Home values see slowest growth in 15 months

Buyer activity weakens as listings rise in key markets

Home values see slowest growth in 15 months

Cotality’s national home value index increased by 0.3% in April, marking the weakest monthly rise since January 2025, before last year’s rate-cutting cycle began.

The result was held back by declines in Australia’s two largest housing markets. Values in Sydney and Melbourne each fell by 0.6% over the month.

Sydney dwelling values are now 1% below their November peak, while Melbourne values are 1.9% lower than their November 2025 cyclical high and 2.3% below the peak recorded in March 2022.

All capital cities reported slower growth in April, although market conditions continue to vary widely.

National Home Value Index results as at 30 April 2026
  Month Quarter Annual Total return Median value
Sydney -0.6% -0.9% 4.2% 7.3% $1,292,157
Melbourne -0.6% -1.5% 2.0% 5.5% $822,969
Brisbane 1.2% 4.7% 19.7% 23.7% $1,116,180
Adelaide 1.1% 3.5% 12.2% 16.3% $944,673
Perth 2.1% 6.8% 26.0% 31.0% $1,039,949
Hobart 0.2% 2.6% 8.5% 13.2% $744,296
Darwin 1.3% 3.0% 19.6% 27.2% $619,351
Canberra 0.0% 0.4% 5.6% 9.9% $898,242
Combined capitals 0.2% 1.1% 9.1% 12.6% $1,031,838
Combined regional 0.9% 3.1% 12.0% 16.9% $765,769
National 0.3% 1.6% 9.8% 13.6% $940,048
Source: Cotality

Perth remained one of the strongest markets, but its pace of increase moderated. Dwelling values rose by 2.1% in April, adding more than $21,000 to the median value.

Brisbane, Adelaide and Darwin also recorded slower monthly gains, though each still posted growth of more than 1%.
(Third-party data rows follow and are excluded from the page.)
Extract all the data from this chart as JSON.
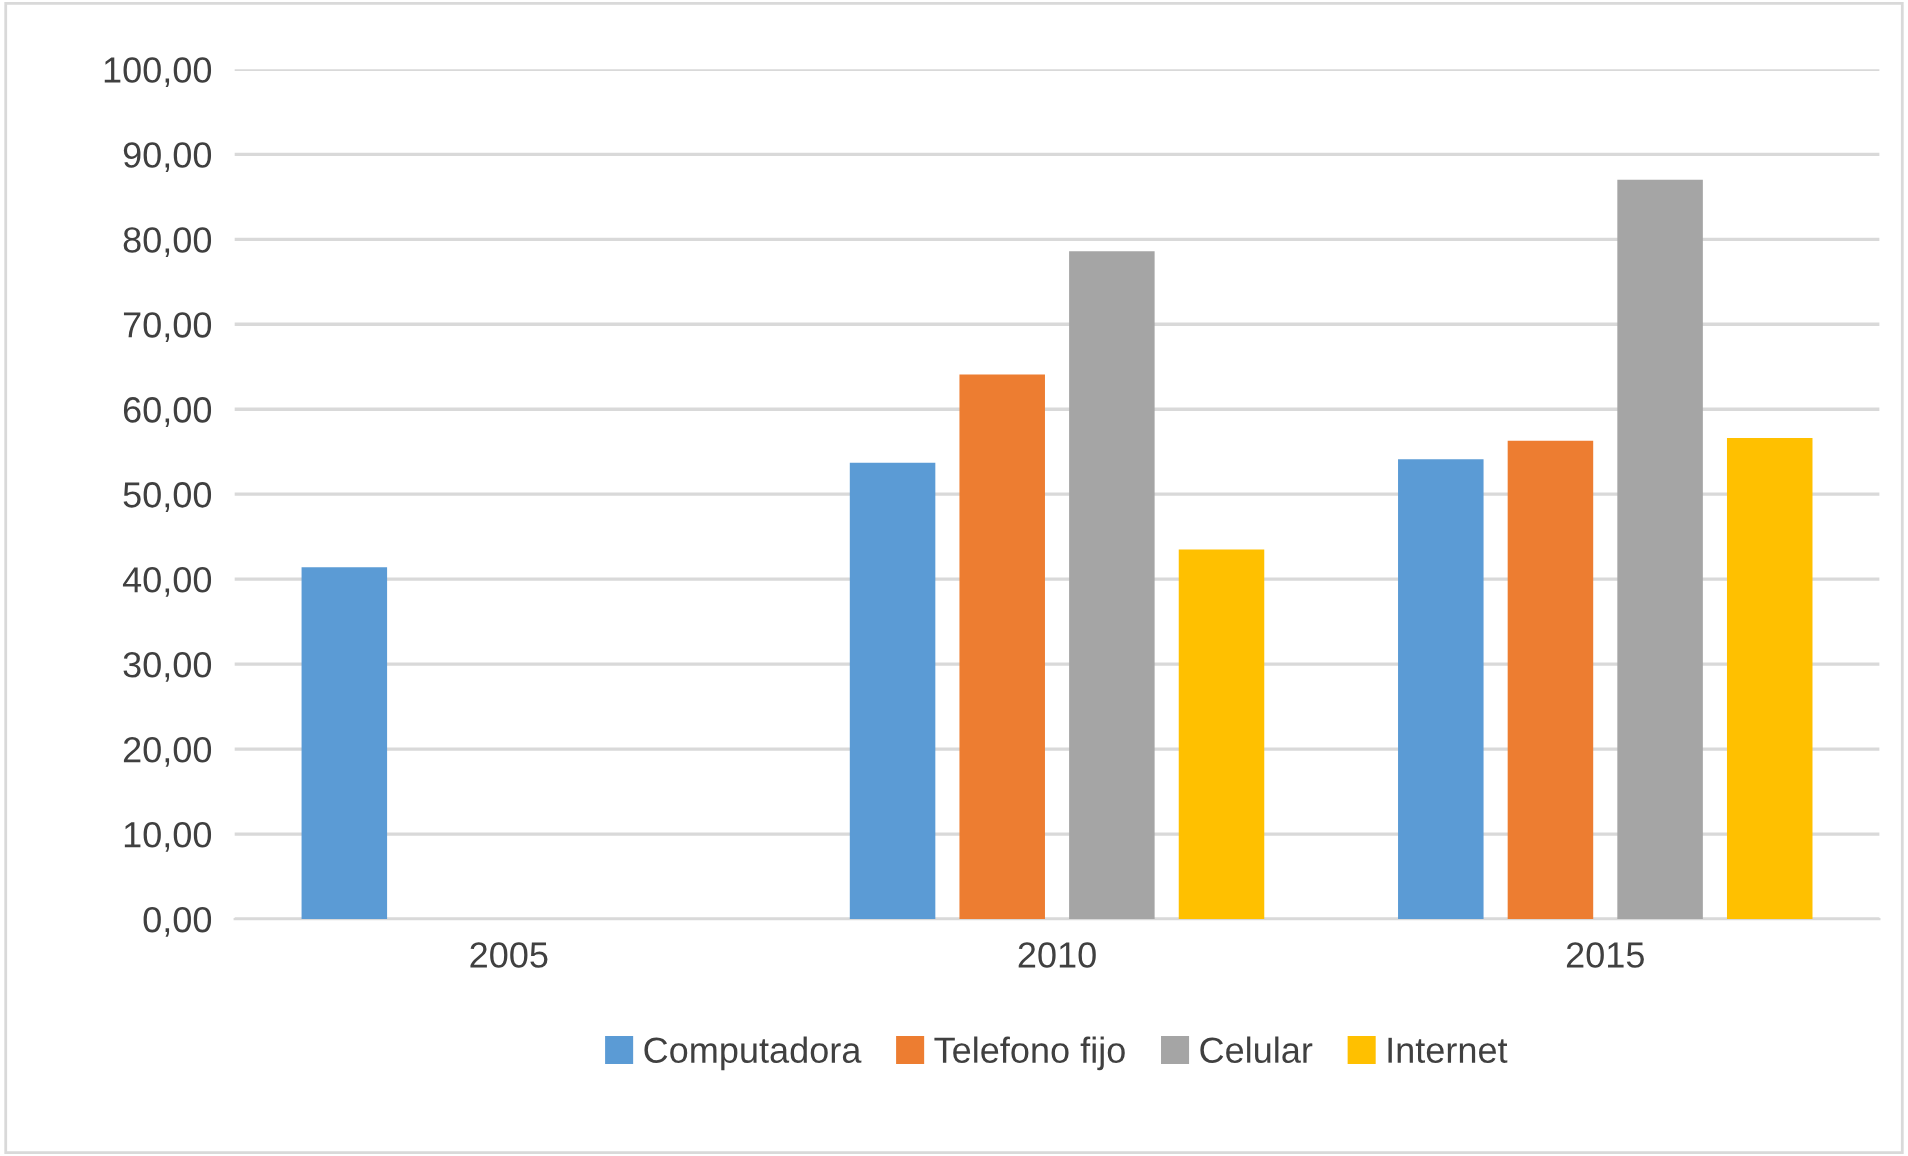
{
  "chart_data": {
    "type": "bar",
    "categories": [
      "2005",
      "2010",
      "2015"
    ],
    "series": [
      {
        "name": "Computadora",
        "color": "#5b9bd5",
        "values": [
          41.4,
          53.7,
          54.1
        ]
      },
      {
        "name": "Telefono fijo",
        "color": "#ed7d31",
        "values": [
          null,
          64.1,
          56.3
        ]
      },
      {
        "name": "Celular",
        "color": "#a5a5a5",
        "values": [
          null,
          78.6,
          87.0
        ]
      },
      {
        "name": "Internet",
        "color": "#ffc000",
        "values": [
          null,
          43.5,
          56.6
        ]
      }
    ],
    "ylim": [
      0,
      100
    ],
    "yticks": [
      {
        "value": 0,
        "label": "0,00"
      },
      {
        "value": 10,
        "label": "10,00"
      },
      {
        "value": 20,
        "label": "20,00"
      },
      {
        "value": 30,
        "label": "30,00"
      },
      {
        "value": 40,
        "label": "40,00"
      },
      {
        "value": 50,
        "label": "50,00"
      },
      {
        "value": 60,
        "label": "60,00"
      },
      {
        "value": 70,
        "label": "70,00"
      },
      {
        "value": 80,
        "label": "80,00"
      },
      {
        "value": 90,
        "label": "90,00"
      },
      {
        "value": 100,
        "label": "100,00"
      }
    ],
    "grid": "y",
    "legend": "bottom"
  }
}
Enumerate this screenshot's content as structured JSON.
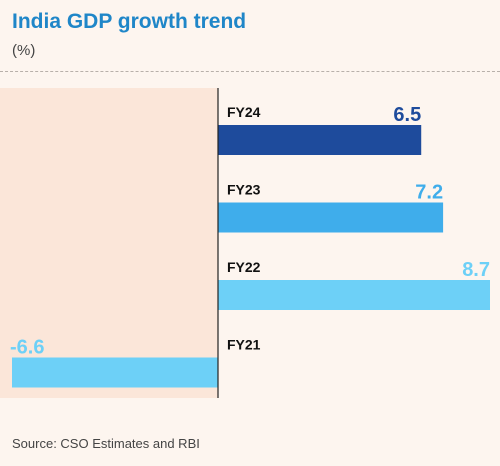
{
  "chart_data": {
    "type": "bar",
    "orientation": "horizontal",
    "title": "India GDP growth trend",
    "subtitle": "(%)",
    "categories": [
      "FY24",
      "FY23",
      "FY22",
      "FY21"
    ],
    "values": [
      6.5,
      7.2,
      8.7,
      -6.6
    ],
    "bar_colors": [
      "#1e4b9c",
      "#3fadeb",
      "#6dd0f7",
      "#6dd0f7"
    ],
    "label_colors": [
      "#1e4b9c",
      "#3fadeb",
      "#6dd0f7",
      "#6dd0f7"
    ],
    "xlim": [
      -6.6,
      8.7
    ],
    "grid": false,
    "source": "Source: CSO Estimates and RBI"
  }
}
Tim Lawless of Cotality“The housing market was losing momentum from late last year as affordability and serviceability constraints weighed on demand,” said Tim Lawless (pictured right), research director at Cotality. “Now, we have the additional downside pressure of higher interest rates, sentiment has fallen off a cliff, and rising inflation is set to drive the cost of debt even higher.”

The softer price growth has coincided with a fall in buyer activity. Cotality estimates that home sales across the capitals over the past three months were 5.4% lower than the same period a year earlier and 7.4% below the previous five-year average.

Listings have also risen in the weaker markets. Advertised stock in Sydney is 9.4% above the five-year average, while Melbourne is 2.2% above average.

In the mid-sized capitals, supply remains relatively tight, but advertised listings are also increasing from low levels. Stock in these markets remains below normal for this time of year.

Auction results are reflecting the change in market balance. Clearance rates have remained below 55% since the final week of March.

Growth is now more concentrated in the lower-priced segments of the market. Each capital city is recording stronger growth in the lower quartile, as buyers focus on areas where credit access and first-home buyer incentives have more influence.

“The largest difference between upper and lower quartile value growth is in Sydney, where lower-tier house values are up 2.9% year-to-date compared with a 3.3% fall across the most expensive quarter of the market,” Lawless said.

Regional markets have held up better than the capitals, supported by lower dwelling values and above-average internal migration. Over the first four months of the year, the combined regional index rose by 4.2%, compared with a 1.8% increase across the combined capitals.

However, regional momentum is also easing. The 0.9% rise in April was the smallest monthly increase in nine months.

Among SA4 regional markets, the strongest growth over the first four months of the year was recorded in Bunbury in Western Australia, where values rose by 9.8%. Darling Downs-Maranoa in Queensland increased by 7.9%, while Far West and Orana in New South Wales gained 7.5%.

No regional SA4 market recorded a fall in values over the first four months of the year.